Difficulty · easy Time to first run · 5min
No license information is mentioned in the explanation.

In plain English

This repository is a quick-start reference document collection for a personal AI-assisted development workflow called Anti-Gravity. The term used in the title, which translates roughly from Chinese as a lazy pack or cheat sheet, refers to a pre-organized set of instructions and checklists that a person can hand directly to an AI coding assistant to get a working environment set up quickly. The repository contains one main document that covers how to set up and use several tools together: NotebookLM for research notes, Firebase for backend services, GitHub for version control, and Obsidian for personal knowledge management. The document also includes checklists for starting work, ending a work session, and initializing a new project from scratch. The README, written in Traditional Chinese, is explicit about what does not belong here.

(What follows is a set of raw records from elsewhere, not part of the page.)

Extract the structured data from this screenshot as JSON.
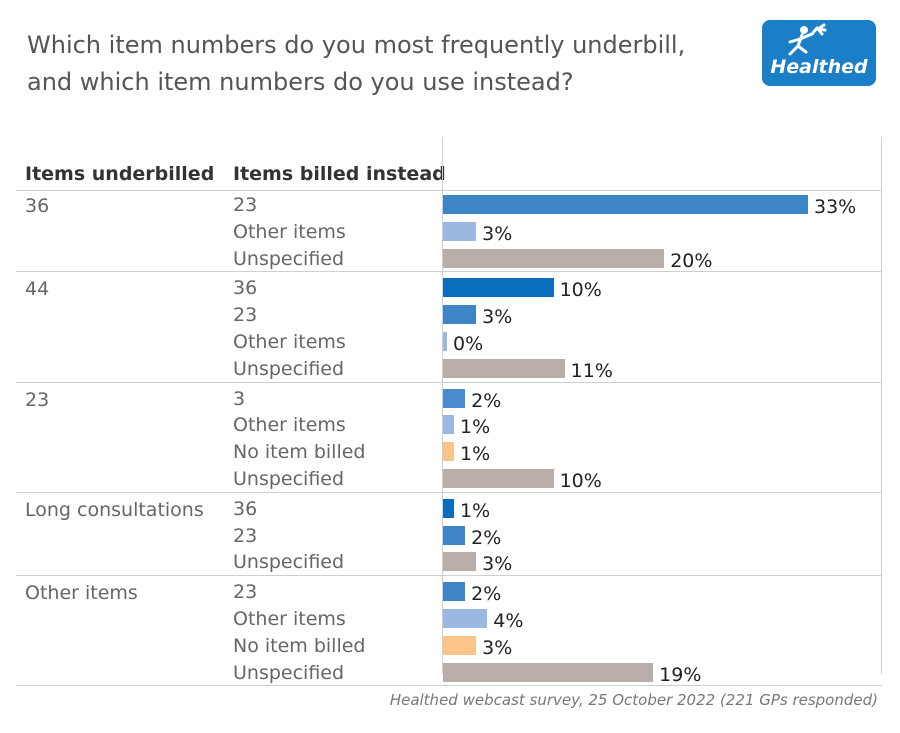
{
  "title_line1": "Which item numbers do you most frequently underbill,",
  "title_line2": "and which item numbers do you use instead?",
  "logo_text": "Healthed",
  "footer": "Healthed webcast survey, 25 October 2022  (221 GPs responded)",
  "colors": {
    "36": "#0a6ebd",
    "23": "#3d85c6",
    "3": "#4a8cd0",
    "Other items": "#9bb8e0",
    "No item billed": "#fbc58a",
    "Unspecified": "#b8ada8"
  },
  "chart_data": {
    "type": "bar",
    "orientation": "horizontal",
    "unit": "%",
    "column_headers": [
      "Items underbilled",
      "Items billed instead"
    ],
    "groups": [
      {
        "label": "36",
        "items": [
          {
            "label": "23",
            "value": 33,
            "display": "33%"
          },
          {
            "label": "Other items",
            "value": 3,
            "display": "3%"
          },
          {
            "label": "Unspecified",
            "value": 20,
            "display": "20%"
          }
        ]
      },
      {
        "label": "44",
        "items": [
          {
            "label": "36",
            "value": 10,
            "display": "10%"
          },
          {
            "label": "23",
            "value": 3,
            "display": "3%"
          },
          {
            "label": "Other items",
            "value": 0,
            "display": "0%"
          },
          {
            "label": "Unspecified",
            "value": 11,
            "display": "11%"
          }
        ]
      },
      {
        "label": "23",
        "items": [
          {
            "label": "3",
            "value": 2,
            "display": "2%"
          },
          {
            "label": "Other items",
            "value": 1,
            "display": "1%"
          },
          {
            "label": "No item billed",
            "value": 1,
            "display": "1%"
          },
          {
            "label": "Unspecified",
            "value": 10,
            "display": "10%"
          }
        ]
      },
      {
        "label": "Long consultations",
        "items": [
          {
            "label": "36",
            "value": 1,
            "display": "1%"
          },
          {
            "label": "23",
            "value": 2,
            "display": "2%"
          },
          {
            "label": "Unspecified",
            "value": 3,
            "display": "3%"
          }
        ]
      },
      {
        "label": "Other items",
        "items": [
          {
            "label": "23",
            "value": 2,
            "display": "2%"
          },
          {
            "label": "Other items",
            "value": 4,
            "display": "4%"
          },
          {
            "label": "No item billed",
            "value": 3,
            "display": "3%"
          },
          {
            "label": "Unspecified",
            "value": 19,
            "display": "19%"
          }
        ]
      }
    ]
  }
}
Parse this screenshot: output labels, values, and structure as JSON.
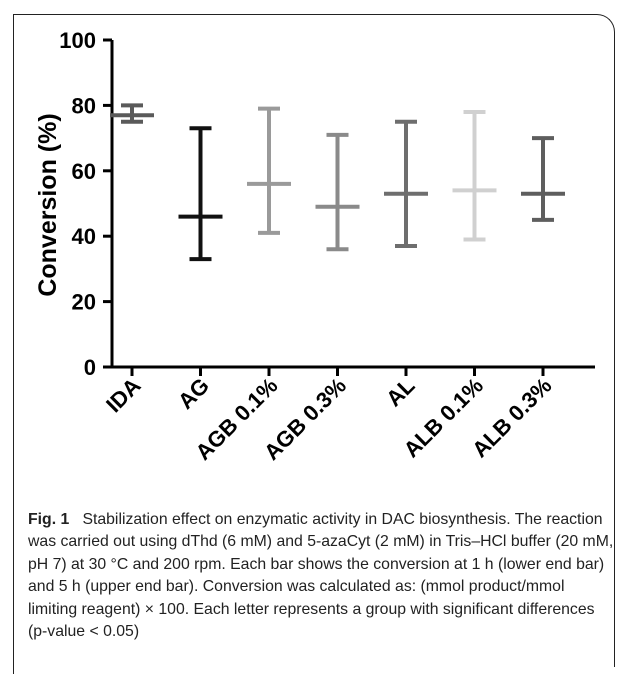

Personal notebook lists, research outputs, generated images, test projects, account credentials, and API keys are all excluded. The repository is intentionally public and contains only the reusable reference documents, not any private data. Security notes are prominent in the README. OAuth browser login is the only approved way to access NotebookLM. Keys, tokens, and credentials of any kind must not be written into Markdown files or committed to GitHub. At the end of each work session, the instruction is to review the diff and commit only the files relevant to that session, avoiding blanket staging commands that might accidentally capture sensitive files. The maintainer also links to related quick-start packs for other AI coding tools including Codex, Claude Code, and OpenCode.

Copy-paste prompts

Prompt 1
I have the mathruffian-dot/antigravity-lazy-pack checklists. Walk me through the new project initialization checklist step by step to set up Firebase, GitHub, and Obsidian for a new app.
Prompt 2
Using the antigravity-lazy-pack workflow, what does the end-of-session checklist tell me to do before committing, and why is using a blanket git add dangerous here?
Prompt 3
I want to adapt the antigravity-lazy-pack setup guide for my own AI coding workflow. What sections should I customize and what kinds of information must never go into this type of file?